Rien ne peut plus être comme avant la WHI et l'avenir du THS doit intégrer les résultats de grandes études prospectives randomisées. En France, ces études ont déjà permis de dire que le THS ne doit pas être prescrit à titre systématique, mais suivre aveuglément les consignes des auteurs américains serait faire oublier la singularité du traitement hormonal prescrit en France. En effet, notre réflexion doit intégrer les autres voies d'administration que la voie orale. Scarabin ne vient-il pas de montrer que l'administration par voie orale des strogènes entraînait un risque relatif de récidive d'accidents thrombo-emboliques de 4. N'est-ce pas là une possible explication des accidents cardio-vasculaires observés avec l'association CEE+MPA dans l'étude WHI ?
Dans les études anglo-saxonnes, les traitements stroprogestatifs augmentent l'incidence des cancers du sein mais les progestatifs utilisés étaient soit le MPA, soit le NETA ou le Norgestrel ou le Lévonorgestrel. Peut-on extrapoler ces résultats aux progestatifs utilisés en France et en particulier à la progestérone naturelle ?
L'avenir du THS n'est pas sombre si l'évolution des traitements suit ce que souhaite la pratique médicale. Il faut rester cartésien et éviter d'extrapoler trop rapidement les résultats d'études faites avec des molécules particulières et la voie d'administration orale à l'ensemble des traitements hormonaux.

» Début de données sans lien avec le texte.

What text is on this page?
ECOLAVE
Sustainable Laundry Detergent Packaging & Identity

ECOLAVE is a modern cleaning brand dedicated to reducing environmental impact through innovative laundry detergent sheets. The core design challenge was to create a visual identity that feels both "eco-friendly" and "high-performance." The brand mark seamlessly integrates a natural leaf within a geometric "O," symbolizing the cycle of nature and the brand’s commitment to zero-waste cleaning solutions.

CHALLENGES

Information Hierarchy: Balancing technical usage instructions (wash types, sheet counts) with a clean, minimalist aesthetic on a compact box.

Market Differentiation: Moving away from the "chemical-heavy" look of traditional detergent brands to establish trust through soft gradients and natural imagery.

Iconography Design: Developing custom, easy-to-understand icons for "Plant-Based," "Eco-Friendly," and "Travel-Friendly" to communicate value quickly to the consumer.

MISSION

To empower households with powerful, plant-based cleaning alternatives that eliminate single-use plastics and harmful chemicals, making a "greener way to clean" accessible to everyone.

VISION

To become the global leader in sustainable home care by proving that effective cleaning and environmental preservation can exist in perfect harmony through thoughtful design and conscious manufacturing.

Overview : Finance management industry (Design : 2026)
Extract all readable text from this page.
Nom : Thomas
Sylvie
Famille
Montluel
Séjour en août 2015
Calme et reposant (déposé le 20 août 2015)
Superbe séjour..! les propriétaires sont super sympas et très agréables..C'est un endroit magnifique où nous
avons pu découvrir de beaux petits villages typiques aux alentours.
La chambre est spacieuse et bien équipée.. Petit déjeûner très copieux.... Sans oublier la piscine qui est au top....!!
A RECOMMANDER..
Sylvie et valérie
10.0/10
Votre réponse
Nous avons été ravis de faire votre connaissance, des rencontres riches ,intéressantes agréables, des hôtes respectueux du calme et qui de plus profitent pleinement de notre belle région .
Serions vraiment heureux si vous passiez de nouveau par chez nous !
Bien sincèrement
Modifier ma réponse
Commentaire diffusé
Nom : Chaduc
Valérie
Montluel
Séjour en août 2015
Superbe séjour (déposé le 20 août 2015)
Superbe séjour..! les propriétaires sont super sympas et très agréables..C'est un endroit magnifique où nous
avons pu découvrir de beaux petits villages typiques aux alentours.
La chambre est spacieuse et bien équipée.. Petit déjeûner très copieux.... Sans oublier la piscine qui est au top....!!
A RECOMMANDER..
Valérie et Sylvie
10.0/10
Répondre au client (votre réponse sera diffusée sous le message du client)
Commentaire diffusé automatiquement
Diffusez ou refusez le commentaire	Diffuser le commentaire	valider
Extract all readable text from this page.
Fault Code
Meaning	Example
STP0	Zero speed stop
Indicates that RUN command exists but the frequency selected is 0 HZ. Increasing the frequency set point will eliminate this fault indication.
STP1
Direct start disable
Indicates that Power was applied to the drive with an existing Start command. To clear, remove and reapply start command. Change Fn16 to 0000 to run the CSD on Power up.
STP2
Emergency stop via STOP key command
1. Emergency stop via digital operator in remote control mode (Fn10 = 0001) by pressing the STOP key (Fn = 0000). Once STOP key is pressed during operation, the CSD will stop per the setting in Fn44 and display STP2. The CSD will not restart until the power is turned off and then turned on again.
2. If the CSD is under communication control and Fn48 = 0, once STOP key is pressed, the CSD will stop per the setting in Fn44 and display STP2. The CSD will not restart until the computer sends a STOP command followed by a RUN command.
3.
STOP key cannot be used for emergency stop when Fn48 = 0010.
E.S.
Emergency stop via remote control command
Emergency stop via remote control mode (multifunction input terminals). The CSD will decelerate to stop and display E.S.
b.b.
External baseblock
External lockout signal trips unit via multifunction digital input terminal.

Si l'épidémiologie éclaire le clinicien dans ses décisions, cet éclairage est bien trop flou pour permettre de voir les détails de l'application à chaque personne ; on parle de polymorphisme génétique, parlons plus simplement d'individualisation du traitement. Une meilleure connaissance de la prédisposition génétique à certaines maladies (risques de thromboses veineuses ou artérielles, cancers du côlon, du sein, ostéoporose, Alzheimer) devrait permettre de mieux cibler les femmes devant bénéficier du THS ou d'autres traitements préventifs.
L'utilisation de la biologie moléculaire à la prévention va très certainement se développer, mais le coût de cette prévention va également limiter son développement. Alors sans attendre ce progrès médical, le gynécologue doit prendre le temps de l'adaptation individuelle du traitement hormonal de la ménopause. Il faut développer l'esprit critique et raisonné de chacun et expliquer à chacune de nos patientes la balance risque/bénéfice. Il faut donner au THS un objectif précis en réévaluant à chaque rédaction d'ordonnance cette balance. Il faut garder du bon sens et rappeler que les études prospectives randomisées apportent des éléments de preuves étudiés, ce qui doit nous inciter à réclamer avec force, une grande étude française (ou mieux européenne) avec les molécules naturelles et les voies extra-digestives. C'est à nous, gynécologues, d'intégrer ces données globales et de les adapter à la patiente qui est en consultation. Il faut personnaliser son traitement en l'informant et en justifiant l'indication thérapeutique. La recherche médicale et pharmaceutique va progresser, mais ne sacrifions pas une génération de femmes de la prévention que permet une prise en charge, par le THS, des complications de la ménopause.